When disaster strikes, will you be ready?: Travel Weekly

Jamie Biesiada

Jamie Biesiada

Is your agency ready for disaster?

I’m sure some would argue every agency that’s still in business after the last two years is, in fact, ready for disaster. But I mean a different kind of disaster — the kind that would leave you unable to work. Maybe it’s illness, maybe it’s injury, maybe it’s something else, but you should have a plan.

Disaster planning came up during a recent episode of the Trade Secrets podcast featuring Robert Joselyn, CEO of Joselyn Consulting Group. The episode was mainly about succession planning and how to sell an agency, but Joselyn said having a disaster plan in place is also very important.

“Look, none of us like buying life insurance because we don’t want to think about cashing in, or our family members cashing in,” Joselyn said. “It’s not a subject we find delightful to talk about.”

Disaster planning is similar, but it’s something every agent should have in place, he said.

Joselyn still well remembers the day the importance of planning for disaster hit home for him. He was consulting for United Airlines and was at the carrier’s Chicago headquarters on Feb. 24, 1989.

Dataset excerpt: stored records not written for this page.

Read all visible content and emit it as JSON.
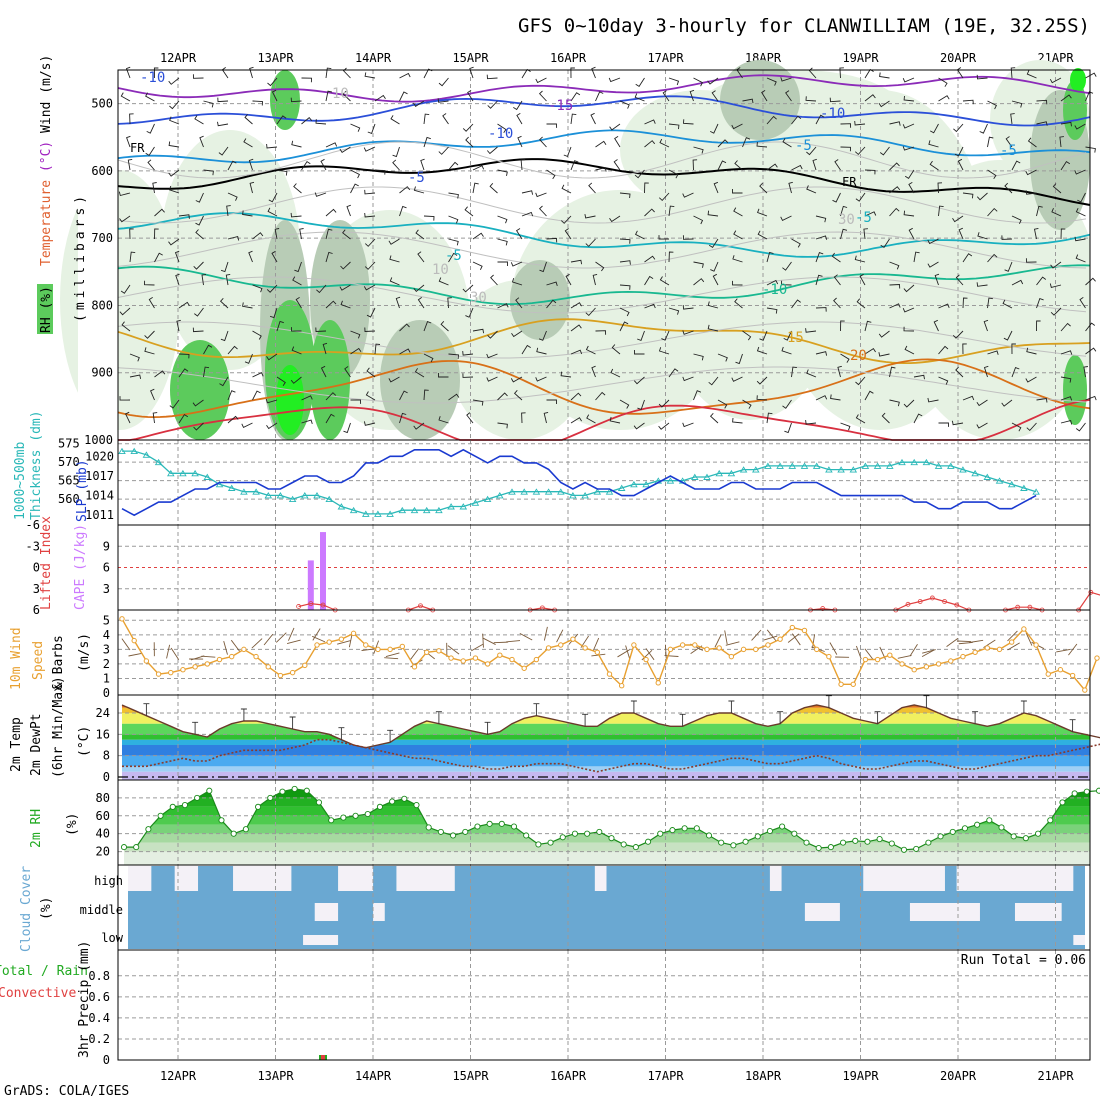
{
  "title": "GFS 0~10day 3-hourly for CLANWILLIAM (19E, 32.25S)",
  "footer": "GrADS: COLA/IGES",
  "dates": [
    "12APR",
    "13APR",
    "14APR",
    "15APR",
    "16APR",
    "17APR",
    "18APR",
    "19APR",
    "20APR",
    "21APR"
  ],
  "colors": {
    "grid": "#9a9a9a",
    "rh_light": "#e6f2e3",
    "rh_mid": "#b8ccb6",
    "rh_green": "#5ccb5c",
    "rh_bright": "#22ee22",
    "slp": "#1a3ad0",
    "thickness": "#2ab8b8",
    "lifted": "#e04040",
    "cape": "#cc7aff",
    "wind": "#e8a030",
    "cloud": "#6aa8d2",
    "cloud_clear": "#f4f1f7"
  },
  "chart_data": [
    {
      "type": "contour",
      "name": "upper",
      "legend": {
        "rh": "RH (%)",
        "temperature": "Temperature",
        "temperature_unit": "(°C)",
        "wind": "Wind (m/s)"
      },
      "ylabel": "(millibars)",
      "yticks": [
        500,
        600,
        700,
        800,
        900,
        1000
      ],
      "ylim": [
        1000,
        450
      ],
      "freezing_label": "FR",
      "isotherm_labels": [
        "-10",
        "-15",
        "-10",
        "-10",
        "-5",
        "-5",
        "-5",
        "-5",
        "-5",
        "-10",
        "10",
        "15",
        "20",
        "10",
        "30",
        "30"
      ]
    },
    {
      "type": "line",
      "name": "slp_thickness",
      "legend": {
        "thickness": "1000~500mb",
        "thickness2": "Thickness (dm)",
        "slp": "SLP (mb)"
      },
      "yticks_thickness": [
        560,
        565,
        570,
        575
      ],
      "yticks_slp": [
        1011,
        1014,
        1017,
        1020
      ],
      "thickness_dm": [
        573,
        573,
        572,
        570,
        567,
        567,
        567,
        566,
        564,
        563,
        562,
        562,
        561,
        561,
        560,
        561,
        561,
        560,
        558,
        557,
        556,
        556,
        556,
        557,
        557,
        557,
        557,
        558,
        558,
        559,
        560,
        561,
        562,
        562,
        562,
        562,
        562,
        561,
        561,
        562,
        562,
        563,
        564,
        564,
        565,
        565,
        565,
        566,
        566,
        567,
        567,
        568,
        568,
        569,
        569,
        569,
        569,
        569,
        568,
        568,
        568,
        569,
        569,
        569,
        570,
        570,
        570,
        569,
        569,
        568,
        567,
        566,
        565,
        564,
        563,
        562
      ],
      "slp_mb": [
        1012,
        1011,
        1012,
        1013,
        1013,
        1014,
        1015,
        1015,
        1016,
        1016,
        1016,
        1016,
        1015,
        1015,
        1016,
        1017,
        1017,
        1016,
        1016,
        1017,
        1019,
        1019,
        1020,
        1020,
        1021,
        1021,
        1021,
        1020,
        1021,
        1020,
        1019,
        1020,
        1020,
        1019,
        1019,
        1018,
        1016,
        1015,
        1016,
        1015,
        1015,
        1014,
        1014,
        1015,
        1016,
        1017,
        1016,
        1015,
        1015,
        1015,
        1016,
        1016,
        1015,
        1015,
        1015,
        1016,
        1016,
        1016,
        1015,
        1014,
        1014,
        1014,
        1014,
        1014,
        1014,
        1013,
        1013,
        1012,
        1012,
        1013,
        1013,
        1013,
        1012,
        1012,
        1013,
        1014
      ]
    },
    {
      "type": "bar",
      "name": "cape_lifted",
      "legend": {
        "lifted": "Lifted Index",
        "cape": "CAPE (J/kg)"
      },
      "yticks_lifted": [
        -6,
        -3,
        0,
        3,
        6
      ],
      "yticks_cape": [
        3,
        6,
        9
      ],
      "cape_x_index": [
        15,
        16
      ],
      "cape_values": [
        7,
        11
      ],
      "lifted_segments": [
        {
          "x": [
            14,
            15,
            16,
            17
          ],
          "y": [
            5.5,
            5.1,
            5.3,
            6.0
          ]
        },
        {
          "x": [
            23,
            24,
            25
          ],
          "y": [
            6.0,
            5.4,
            6.0
          ]
        },
        {
          "x": [
            33,
            34,
            35
          ],
          "y": [
            6.0,
            5.7,
            6.0
          ]
        },
        {
          "x": [
            56,
            57,
            58
          ],
          "y": [
            6.0,
            5.8,
            6.0
          ]
        },
        {
          "x": [
            63,
            64,
            65,
            66,
            67,
            68,
            69
          ],
          "y": [
            6.0,
            5.2,
            4.8,
            4.3,
            4.8,
            5.3,
            6.0
          ]
        },
        {
          "x": [
            72,
            73,
            74,
            75
          ],
          "y": [
            6.0,
            5.6,
            5.6,
            6.0
          ]
        },
        {
          "x": [
            78,
            79,
            80
          ],
          "y": [
            6.0,
            3.5,
            4.0
          ]
        }
      ]
    },
    {
      "type": "line",
      "name": "wind10m",
      "legend": {
        "a": "10m Wind",
        "b": "Speed",
        "c": "& Barbs",
        "d": "(m/s)"
      },
      "yticks": [
        0,
        1,
        2,
        3,
        4,
        5
      ],
      "speed_ms": [
        5.1,
        3.6,
        2.2,
        1.3,
        1.4,
        1.6,
        1.8,
        2.0,
        2.3,
        2.5,
        3.0,
        2.5,
        1.8,
        1.2,
        1.4,
        1.9,
        3.3,
        3.5,
        3.7,
        4.1,
        3.3,
        3.0,
        3.0,
        3.2,
        1.8,
        2.8,
        2.9,
        2.4,
        2.2,
        2.4,
        2.0,
        2.6,
        2.3,
        1.7,
        2.3,
        3.1,
        3.3,
        3.7,
        3.1,
        2.8,
        1.3,
        0.5,
        3.3,
        2.3,
        0.7,
        3.0,
        3.3,
        3.3,
        3.0,
        3.1,
        2.5,
        3.0,
        3.0,
        3.3,
        3.7,
        4.5,
        4.3,
        3.0,
        2.5,
        0.6,
        0.6,
        2.3,
        2.3,
        2.6,
        2.0,
        1.6,
        1.8,
        2.0,
        2.2,
        2.5,
        2.8,
        3.1,
        3.0,
        3.5,
        4.4,
        3.3,
        1.3,
        1.6,
        1.2,
        0.2,
        2.4
      ]
    },
    {
      "type": "area",
      "name": "temp2m",
      "legend": {
        "a": "2m Temp",
        "b": "2m DewPt",
        "c": "(6hr Min/Max)",
        "d": "(°C)"
      },
      "yticks": [
        0,
        8,
        16,
        24
      ],
      "temp_c": [
        27,
        25,
        23,
        21,
        19,
        17,
        16,
        15,
        18,
        20,
        21,
        21,
        20,
        19,
        18,
        17,
        17,
        16,
        14,
        12,
        11,
        12,
        13,
        16,
        19,
        21,
        20,
        19,
        18,
        17,
        16,
        17,
        20,
        22,
        23,
        22,
        21,
        20,
        19,
        19,
        22,
        24,
        24,
        22,
        20,
        19,
        19,
        21,
        23,
        24,
        24,
        22,
        20,
        19,
        20,
        24,
        26,
        27,
        26,
        24,
        22,
        21,
        20,
        23,
        26,
        27,
        26,
        24,
        22,
        21,
        20,
        19,
        20,
        22,
        24,
        23,
        21,
        19,
        17,
        16,
        15,
        14
      ],
      "dew_c": [
        4,
        4,
        4,
        5,
        6,
        7,
        6,
        6,
        8,
        9,
        10,
        10,
        10,
        10,
        11,
        12,
        14,
        14,
        13,
        12,
        11,
        10,
        9,
        8,
        7,
        7,
        6,
        5,
        4,
        4,
        3,
        3,
        4,
        4,
        5,
        5,
        5,
        4,
        3,
        2,
        3,
        4,
        5,
        5,
        4,
        3,
        3,
        4,
        5,
        6,
        7,
        7,
        6,
        5,
        5,
        6,
        7,
        8,
        7,
        5,
        4,
        3,
        3,
        4,
        5,
        6,
        6,
        5,
        4,
        3,
        3,
        4,
        5,
        6,
        7,
        8,
        8,
        9,
        10,
        11,
        12,
        13
      ]
    },
    {
      "type": "area",
      "name": "rh2m",
      "legend": {
        "a": "2m RH",
        "b": "(%)"
      },
      "yticks": [
        20,
        40,
        60,
        80
      ],
      "rh_pct": [
        25,
        25,
        45,
        60,
        70,
        72,
        80,
        88,
        55,
        40,
        45,
        70,
        80,
        87,
        90,
        88,
        75,
        55,
        58,
        60,
        62,
        70,
        76,
        79,
        72,
        47,
        42,
        38,
        42,
        48,
        51,
        51,
        48,
        38,
        28,
        30,
        36,
        40,
        40,
        42,
        35,
        28,
        25,
        31,
        40,
        44,
        46,
        46,
        38,
        30,
        27,
        31,
        37,
        43,
        48,
        40,
        30,
        24,
        25,
        30,
        32,
        31,
        34,
        29,
        22,
        23,
        30,
        37,
        42,
        46,
        50,
        55,
        47,
        37,
        35,
        40,
        55,
        75,
        85,
        87,
        88
      ]
    },
    {
      "type": "heatmap",
      "name": "cloud",
      "legend": {
        "a": "Cloud Cover",
        "b": "(%)"
      },
      "levels": [
        "high",
        "middle",
        "low"
      ],
      "clear_high": [
        [
          0,
          2
        ],
        [
          4,
          6
        ],
        [
          9,
          14
        ],
        [
          18,
          21
        ],
        [
          23,
          28
        ],
        [
          40,
          41
        ],
        [
          55,
          56
        ],
        [
          63,
          70
        ],
        [
          71,
          81
        ],
        [
          82,
          82
        ]
      ],
      "clear_middle": [
        [
          16,
          18
        ],
        [
          21,
          22
        ],
        [
          58,
          61
        ],
        [
          67,
          73
        ],
        [
          76,
          80
        ]
      ],
      "clear_low": [
        [
          15,
          18
        ],
        [
          81,
          82
        ]
      ]
    },
    {
      "type": "bar",
      "name": "precip",
      "legend": {
        "a": "Total / Rain",
        "b": "Convective",
        "c": "3hr Precip (mm)"
      },
      "yticks": [
        0,
        0.2,
        0.4,
        0.6,
        0.8
      ],
      "run_total": "Run Total = 0.06",
      "bar_x_index": [
        16
      ],
      "bar_values": [
        0.02
      ]
    }
  ]
}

Shortly after leaving Honolulu, United Flight 811’s cargo door failed and ripped a hole in the side of the aircraft. Nine passengers were sucked out of the plane and died. 

It was a true disaster and a tragedy, but United was ready to respond.

“I was absolutely amazed at the plan that United had in place,” Joselyn said.

The carrier kept an aircraft fueled and ready at all times to fly to the site of a disaster. A team knew in advance what everybody’s job was. They got the call and headed to the plane.

Agencies and independent contractors, Joselyn contends, need to have the same kind of plan in place. Ask, if something happens to you, “What happens after that?”

For instance, Joselyn was working with a large agency years ago. There was no likely owner to succeed present leadership. Instead, he put together a team consisting of the agency’s accountant, attorney, financial advisor and Joselyn himself. They all had their jobs if something happened to the owner. Joselyn was to find a buyer, while others would keep the agency running in the meantime.

Some host agencies offer a clause in IC contracts with an option to buy the IC out in the event of a disaster (or, simply, if they want to retire). It includes a formula to determine the purchase price.

Alternatively, Joselyn said, ICs can form an agreement with a peer who can service their client base if something happens to them.

As to best practices for such an agreement, Joselyn said, “Have it in writing, have it in writing and have it in writing are the first three things I would suggest.”

He also offered another type of disaster to think about: Dementia. 

Joselyn has seen agency owners lose money, and their family business; they don’t know they have dementia, and they start making poor decisions.

He personally has designated three people who can declare him incompetent if he’s no longer making rational decisions.

It’s something no one likes to think about, but it’s important, nonetheless.